İLK DERECE MAHKEMESİ KARAR ÖZETİ :
İlk derece mahkemesince yapılan yargılama ve tüm dosya kapsamı birlikte değerlendirildiğinde; ” … davanın kabulüne, davalının Kocaeli 8. İcra Müdürlüğü’nün 2018/77954 Esas sayılı takip dosyasına yapmış olduğu itirazın iptali ile takibin 31.363,31 Euro üzerinden ve bu meblağa takip tarihinden tahsil tarihine kadar işletilecek 3095 sayılı Kanun’un 4/a maddesi gereğince devlet bankalarınca Euro cinsi bir yıl vadede hesaba uygulanan en yüksek faiz ile birlikte devamına, alacak likit olup İİK 67/2 maddesi uyarınca hüküm altına alınan 31.363,31 Euro’nun takip tarihindeki kur karşılığı olan 196.334,32 TL üzerinden hesaplanacak %20 oranındaki icra inkar tazminatının davalıdan tahsil edilerek davacıya verilmesine … ” karar verilmiştir.

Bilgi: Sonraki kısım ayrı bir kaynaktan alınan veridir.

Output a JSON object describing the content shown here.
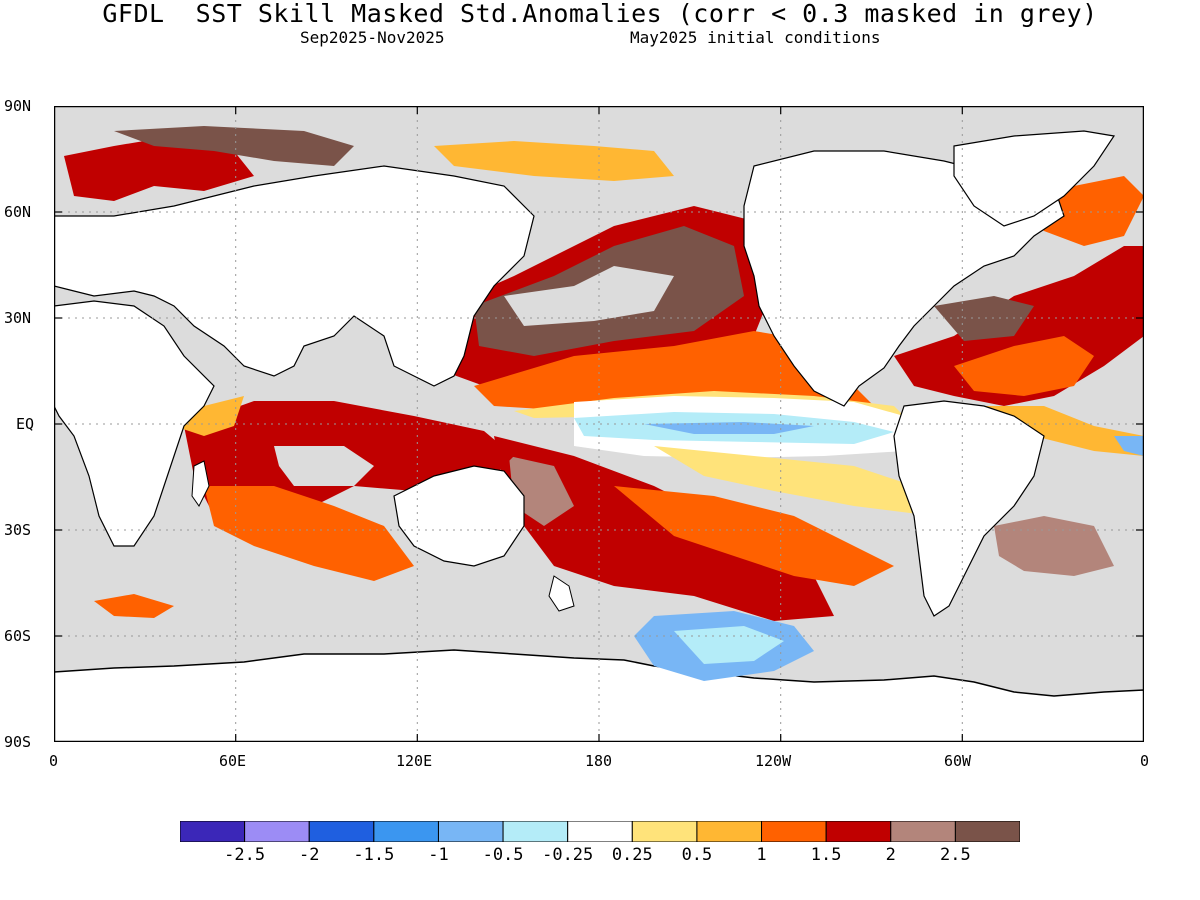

Bu karara karşı davalı vekili tarafından istinaf başvurusunda bulunulmuştur.
İLERİ SÜRÜLEN İSTİNAF SEBEPLERİ :
Davalı vekili istinaf dilekçesinde özetle; yerel mahkeme kararı, dosya kapsamında görevlendirilen bilirkişinin görev alanını aşarak yapmış olduğu hukuki değerlendirmelere dayanılarak tesis edildiği; somut olayda; müvekkil şirket tarafından takas/mahsup hakkı kullanılamayacağı ve davacının sınırlı sorumlu olduğu yönündeki ve müvekkil şirketin zararının somut olarak ortaya koyulamadığı gerekçesiyle davanın kabul edilmesi hukuka aykırı olduğunu ayrıca icra inkâr tazminatına hükmedilebilmesinin yasal koşulları oluşmadığını beyan ederek, tehiri icra taleplerinin kabulü ile yerel mahkeme kararının kaldırılmasına, davanın reddine karar verilmesini talep ederek, istinaf başvurusunda bulunmuştur.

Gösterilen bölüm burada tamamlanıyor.